Personal information
- Full name: Toby Edward Albert
- Born: 12 November 2001 (age 24) Basingstoke, Hampshire, England
- Batting: Right-handed
- Bowling: Right-arm off break
- Role: Batsman; occasional wicket-keeper

Domestic team information
- 2021–present: Hampshire (squad no. 15)
- 2023: → Kent (on loan)
- 2025: Southern Brave
- 2025/26: Dubai Capitals
- FC debut: 13 May 2022 Hampshire v SLC Development XI
- LA debut: 5 August 2022 Hampshire v Worcestershire

Career statistics
| Competition | FC | LA | T20 |
| Matches | 35 | 28 | 75 |
| Runs scored | 1,400 | 962 | 1,438 |
| Batting average | 22.95 | 41.82 | 25.67 |
| 100s/50s | 2/5 | 0/7 | 0/7 |
| Top score | 124 | 96* | 98* |
| Catches/stumpings | 33/– | 15/0 | 26/1 |
- Source: Cricinfo, 26 September 2026

= Toby Albert =

English cricketer (born 2001)

Toby Edward Albert (born 12 November 2001) is an English cricketer. He grew up in Newbury, starting his career at a local club in East Woodhay and studied at Park House School.

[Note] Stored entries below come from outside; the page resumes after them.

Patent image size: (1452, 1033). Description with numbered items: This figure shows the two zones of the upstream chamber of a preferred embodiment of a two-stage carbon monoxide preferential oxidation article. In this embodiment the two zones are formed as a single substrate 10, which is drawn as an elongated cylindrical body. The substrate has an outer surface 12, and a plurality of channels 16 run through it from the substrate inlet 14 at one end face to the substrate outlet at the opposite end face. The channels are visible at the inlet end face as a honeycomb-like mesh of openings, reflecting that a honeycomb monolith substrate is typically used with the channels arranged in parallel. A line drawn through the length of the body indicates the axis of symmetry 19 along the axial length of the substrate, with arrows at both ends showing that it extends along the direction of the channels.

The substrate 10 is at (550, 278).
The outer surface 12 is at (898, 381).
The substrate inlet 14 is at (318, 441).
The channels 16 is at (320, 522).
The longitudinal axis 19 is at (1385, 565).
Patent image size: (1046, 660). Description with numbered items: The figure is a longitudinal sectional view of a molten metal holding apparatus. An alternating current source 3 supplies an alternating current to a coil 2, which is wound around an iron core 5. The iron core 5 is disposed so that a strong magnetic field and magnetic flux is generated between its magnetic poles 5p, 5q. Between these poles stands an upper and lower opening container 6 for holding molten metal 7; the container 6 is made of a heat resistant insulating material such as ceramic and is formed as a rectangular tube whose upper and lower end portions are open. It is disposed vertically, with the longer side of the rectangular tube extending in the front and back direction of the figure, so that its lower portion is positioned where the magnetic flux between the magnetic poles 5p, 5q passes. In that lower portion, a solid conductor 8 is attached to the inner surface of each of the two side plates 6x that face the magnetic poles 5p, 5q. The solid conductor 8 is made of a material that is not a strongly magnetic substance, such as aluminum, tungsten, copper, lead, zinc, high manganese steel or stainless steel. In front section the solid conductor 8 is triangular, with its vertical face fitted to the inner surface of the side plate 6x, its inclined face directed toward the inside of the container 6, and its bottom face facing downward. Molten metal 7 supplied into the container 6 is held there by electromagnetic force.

He made his Twenty20 debut on 9 July 2021, for Hampshire in the 2021 T20 Blast. He made his first-class debut on 13 May 2022, for Hampshire against the Sri Lanka Cricket Development XI team during their tour of England. Later, he made his List A debut on 5 August 2022, for Hampshire in the 2022 Royal London One-Day Cup. On 25 May 2024, he scored his maiden first-class century against Surrey in the 2024 County Championship.